For $L/K$ an extension of char-$0$ nonarchimedean local fields, it is a classical theorem that for a torus T, if it is the product of the tori of the form $\text{Res}_{L/K}(G_{m})$, then $H^{1}(K,T)=1$.
For the norm one torus $\text{Res}^{1}_{L/K}(G_{m})$ in $\text{Res}_{L/K}(G_{m})$ defined via $$1\to \text{Res}^{1}_{L/K}(G_{m})\to \text{Res}_{L/K}(G_{m})\to G_{m}\to 1$$, it has nontrivial first Galois cohomology $$H^{1}(K,\text{Res}^{1}_{L/K}(G_{m}))\cong K^{*}/N_{L/K}L^{*}$$, and this follows from the long exact sequence for cohomology.

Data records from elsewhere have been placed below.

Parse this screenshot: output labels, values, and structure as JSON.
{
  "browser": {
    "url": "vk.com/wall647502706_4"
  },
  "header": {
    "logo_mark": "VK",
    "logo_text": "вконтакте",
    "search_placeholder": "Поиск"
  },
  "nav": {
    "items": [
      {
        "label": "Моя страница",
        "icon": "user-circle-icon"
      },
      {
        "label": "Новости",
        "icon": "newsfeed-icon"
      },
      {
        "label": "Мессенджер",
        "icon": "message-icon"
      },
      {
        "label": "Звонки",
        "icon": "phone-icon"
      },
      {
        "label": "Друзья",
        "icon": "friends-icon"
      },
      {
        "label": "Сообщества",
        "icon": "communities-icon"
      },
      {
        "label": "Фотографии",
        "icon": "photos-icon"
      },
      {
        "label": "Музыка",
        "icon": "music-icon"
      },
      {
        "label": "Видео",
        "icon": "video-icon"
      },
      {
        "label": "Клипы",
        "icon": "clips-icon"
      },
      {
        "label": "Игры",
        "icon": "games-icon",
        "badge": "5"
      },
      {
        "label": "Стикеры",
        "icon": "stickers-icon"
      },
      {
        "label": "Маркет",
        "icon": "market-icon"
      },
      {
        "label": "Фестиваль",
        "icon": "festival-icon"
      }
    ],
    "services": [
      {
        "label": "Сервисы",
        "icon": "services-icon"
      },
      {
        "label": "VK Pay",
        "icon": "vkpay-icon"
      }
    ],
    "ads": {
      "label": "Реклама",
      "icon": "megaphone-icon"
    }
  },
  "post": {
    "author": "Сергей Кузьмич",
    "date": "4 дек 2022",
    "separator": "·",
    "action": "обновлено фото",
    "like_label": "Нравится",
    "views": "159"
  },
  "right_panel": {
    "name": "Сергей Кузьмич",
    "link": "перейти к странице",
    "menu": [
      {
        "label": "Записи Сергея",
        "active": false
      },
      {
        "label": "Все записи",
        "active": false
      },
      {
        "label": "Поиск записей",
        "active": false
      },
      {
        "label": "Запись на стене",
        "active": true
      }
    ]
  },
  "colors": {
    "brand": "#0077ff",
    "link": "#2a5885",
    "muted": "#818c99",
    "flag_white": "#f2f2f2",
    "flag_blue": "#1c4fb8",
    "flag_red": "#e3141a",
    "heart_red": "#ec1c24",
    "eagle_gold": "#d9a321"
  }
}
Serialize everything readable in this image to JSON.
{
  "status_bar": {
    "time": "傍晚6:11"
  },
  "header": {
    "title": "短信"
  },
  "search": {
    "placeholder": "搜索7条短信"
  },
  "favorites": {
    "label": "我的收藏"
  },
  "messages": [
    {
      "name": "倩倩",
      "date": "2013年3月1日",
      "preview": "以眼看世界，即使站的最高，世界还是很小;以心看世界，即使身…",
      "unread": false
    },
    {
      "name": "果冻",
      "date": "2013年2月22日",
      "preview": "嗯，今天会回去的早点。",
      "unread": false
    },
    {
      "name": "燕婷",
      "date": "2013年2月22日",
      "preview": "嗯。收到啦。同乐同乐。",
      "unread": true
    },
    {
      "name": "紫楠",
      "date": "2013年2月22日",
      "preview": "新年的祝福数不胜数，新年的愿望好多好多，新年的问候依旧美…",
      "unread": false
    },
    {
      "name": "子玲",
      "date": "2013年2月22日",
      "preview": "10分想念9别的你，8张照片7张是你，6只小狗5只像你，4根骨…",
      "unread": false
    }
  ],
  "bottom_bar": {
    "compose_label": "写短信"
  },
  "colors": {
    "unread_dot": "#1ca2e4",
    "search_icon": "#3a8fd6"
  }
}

There is a result that any $L$-split $K$-torus $T$ can be written as $$T=G_{m}^{p}\times \text{Res}_{L/K}(G_{m})^{q}\times \text{Res}^{1}_{L/K}(G_{m})^{r}$$, for some uniquely determined positive integers $p,q,r$, so for $L$-split $K$-torus $T$, we have $H^{1}(K,T)=1$ if and only if $T$ is a product of tori of the form $\text{Res}_{L/K}(G_{m})$.
Now for $G,H$ two algebraic groups over $K$, we have the result that the $G(K)$-orbits in $(H\backslash G)(K)$ are parametrized by $\text{Ker}(H^{1}(K,H) \to H^{1}(K,G))$. Can we give some general criterions for this map being injective?